第19話 一つの結末

 ブライアンのその発言で、場の空気が完全に変わってしまった。ロッソもすでに真剣な表情をしていて、さっきまでの冗談を飛ばしていた男と同一人物には思えないくらいだった。しばらく沈黙が続いた後、ロッソは語りだした。


「前回、下の連中が問題を起こして、組織に歯向かったろ? その時に、それを裏で指示したのは俺じゃないか、って噂が流れたんだ。確かに反乱のメンバーの中におれが面倒を見てたやつが混じってた。だけどな、神に誓って言う! あの時俺は裏切ってはいなかった」


 ロッソは徐々に怒りが混じっているのか、声が大きくなっていた。そして、こちらに訴えかけるような表情をしていた。


「その時は何とかボスに釈明して、疑いを晴らした。でも、次に何かトラブルが起こったとき、どうなるかはわからない。とても不安になったんだ。何もしていないのに、俺や家族が危険な目に遭うんじゃないかって……」


 と言いながら今度は徐々に涙声になっていった。瞳に涙が少し浮かんでいるのが分かる。ロッソは壁側の写真の方を見つめた。写真には、ロッソと妻と思われる女性、そして子供が写っていた。だが、今この家には彼しかいない。


「怖かったんだ。この地位になっても、いくら成り上がっても、全てを失う時が来るんだと……だから、より安全な立場になろうと、別の組織に情報を売って、ボスの座を狙ったんだ」


 そのロッソの話を聞いて、ブライアンの方を見る。ブライアンは俯いたまま、何も言わなかった。


「ブライアン、本当にすまなかった。ボスに話はつけてくれたんだろ? 俺の家族に手出しさせないように……本当にありがとう。こんな俺のために」


 そう言うと、ようやくブライアンも口を開いた。


「いいや、俺は大したことはできなかった」


 と、悲しげに言う。それを聞いて、「そんなことはない」とブライアンを励ますように、涙を潜めて彼は優しげに言った。


「お前のおかげさ。本当にありがとう」


 そして、


「もう、今日はお開きにしよう! 本当に今日は二人に会えてよかった!」


 と言って精一杯の笑顔を作ると、ブライアンに手を差し出した。そして、「じゃあな!」と言うと、ブライアンは俯いたまま「ああ」と言い、握手に応じる。次にこちらにも「今日はありがとう」と言って、握手をしてきた。俺はその時何も言えなかった。
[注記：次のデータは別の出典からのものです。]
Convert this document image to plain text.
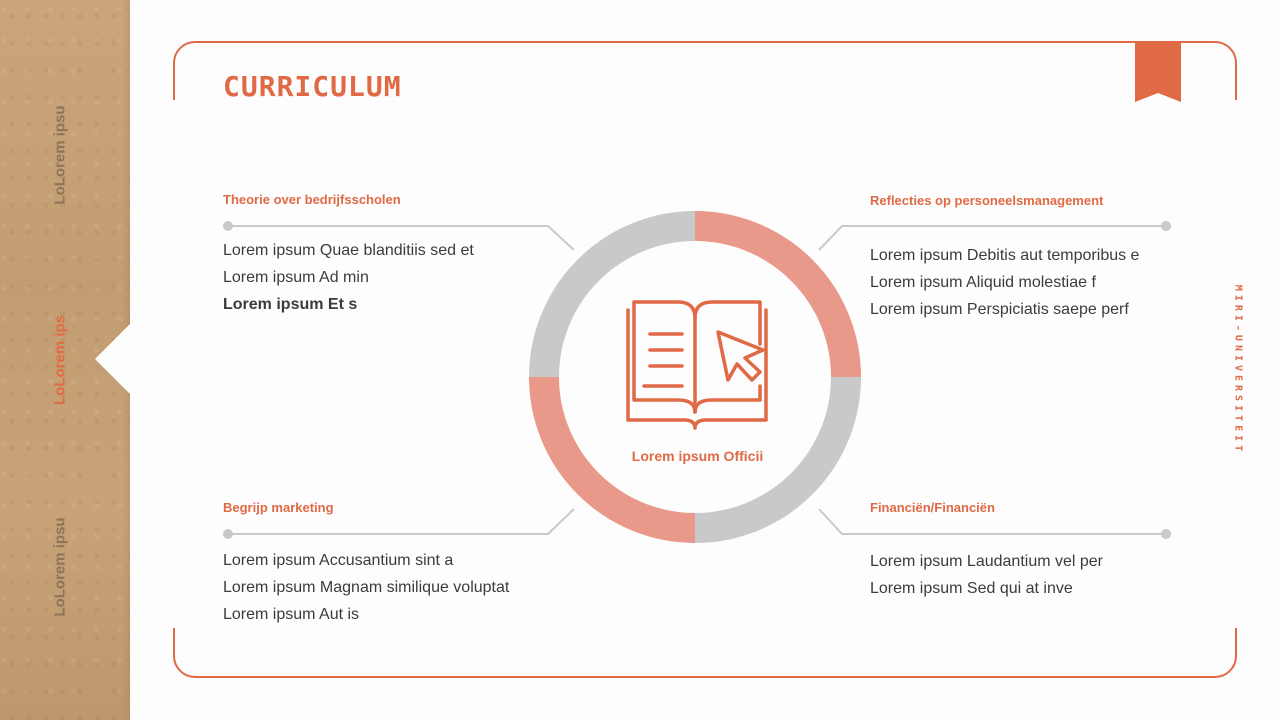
LoLorem ipsu
LoLorem ips
LoLorem ipsu
CURRICULUM
MIRI-UNIVERSITEIT
Theorie over bedrijfsscholen
Lorem ipsum Quae blanditiis sed et
Lorem ipsum Ad min
Lorem ipsum Et s
Reflecties op personeelsmanagement
Lorem ipsum Debitis aut temporibus e
Lorem ipsum Aliquid molestiae f
Lorem ipsum Perspiciatis saepe perf
Begrijp marketing
Lorem ipsum Accusantium sint a
Lorem ipsum Magnam similique voluptat
Lorem ipsum Aut is
Financiën/Financiën
Lorem ipsum Laudantium vel per
Lorem ipsum Sed qui at inve
Lorem ipsum Officii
 そして、ロッソは奥の階段に向かい、そのまま二階に上がっていった。そこで、俺はブライアンに言った。


「もしかして、俺のせいでこうなったのか?」


「いや、お前のせいじゃない。それに、例の話を上に伝えたのは俺だ」


 この前の刑事が言っていた裏切り者はロッソだったのだ。そしてブライアンは続ける。


「いいか、俺がお前に言いたいのは、この世界を選んだ時点で、未来は幸せなものにはならないってことなんだ。常に死の恐怖が体を蝕む。次の日に急に命を落としても不思議じゃないところに俺たちはいるんだ。ロッソは幹部にまでなりながら、そうした恐怖を味わっていた。そして負けたんだ……」


 そうブライアンが言った後、しばらく俺は何も言えなかった。


 しばらく沈黙が続く。だが、その沈黙を一発の銃声が破った。どうやら、二階から聞こえてきたようだ。その音は今まで聞いたどの銃声よりも頭の中に印象強く残った。ブライアンが「行こう」と言って玄関に向かって歩き続けた。


 歩いているブライアンの背中は大きな悲しみを背負っているようだった。ブライアンも裏切者がかつての相棒だとは想像もしていなかったのだろう。今、一番つらいのはブライアンだ。そこで俺は決意を固めて、彼が運転席のドアを開けようとしているときに、玄関の入り口から話しかけた。


「確かにこれは俺の未来の一つの答えかもしれない……でも、俺は答えを探し続けるよ」


 すると、ブライアンは「そうか」と言い、車に乗り込んだ。